向井 だからって『ダ・ヴィンチ』通して言うなよ!
村上 「若手芸人が出ている舞台のMC役でもいいので、お願いします!」ということで(笑)。

こだま・ともひろ●NSC東京校第9期生。1979年東京都生まれ。2006年、赤羽健一、松橋周太呂とともに「ジューシーズ」を結成。劇場でのライブを精力的に行うほか、ジャングルポケット、パンサーとともにテレビ朝日『333トリオさん』にレギュラー出演中。最新DVD『ジューシーズ エキゾチックゾンビのクルクルパジャマ』が発売中。

むらかみ・けんじ●NSC東京校第10期生。1980年茨城県生まれ。
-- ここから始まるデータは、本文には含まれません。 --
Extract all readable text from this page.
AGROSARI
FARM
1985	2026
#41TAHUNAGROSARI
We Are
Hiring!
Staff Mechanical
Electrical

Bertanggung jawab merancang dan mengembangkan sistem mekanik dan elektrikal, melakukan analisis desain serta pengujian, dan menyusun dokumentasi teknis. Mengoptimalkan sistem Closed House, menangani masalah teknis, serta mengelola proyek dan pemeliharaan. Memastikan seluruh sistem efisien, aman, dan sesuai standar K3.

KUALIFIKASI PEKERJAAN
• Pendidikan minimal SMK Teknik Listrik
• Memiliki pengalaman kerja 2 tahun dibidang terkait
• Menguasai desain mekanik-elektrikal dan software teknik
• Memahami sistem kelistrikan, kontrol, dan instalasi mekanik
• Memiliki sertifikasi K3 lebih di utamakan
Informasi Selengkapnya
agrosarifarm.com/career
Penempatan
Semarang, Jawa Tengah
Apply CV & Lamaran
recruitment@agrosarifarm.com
2005年、亘健太郎とともに「フルーツポンチ」を結成。ボケ担当。テレビ東京『ピラメキーノ640』、フジテレビONE『爆笑レッドシアター』レギュラー出演中。また NHK Eテレ『短歌de胸キュン』では短歌に挑戦中。

むかい・さとし●NSC東京校第11期生。1985年愛知県生まれ。2008年、菅良太郎、尾形貴弘と共に「パンサー」を結成。ツッコミ担当。2015年「よしもと男前ランキング」1位。『333 トリオさん』のほか、TBS『王様のブランチ』、テレビ東京『おはスタ』などにレギュラー出演中。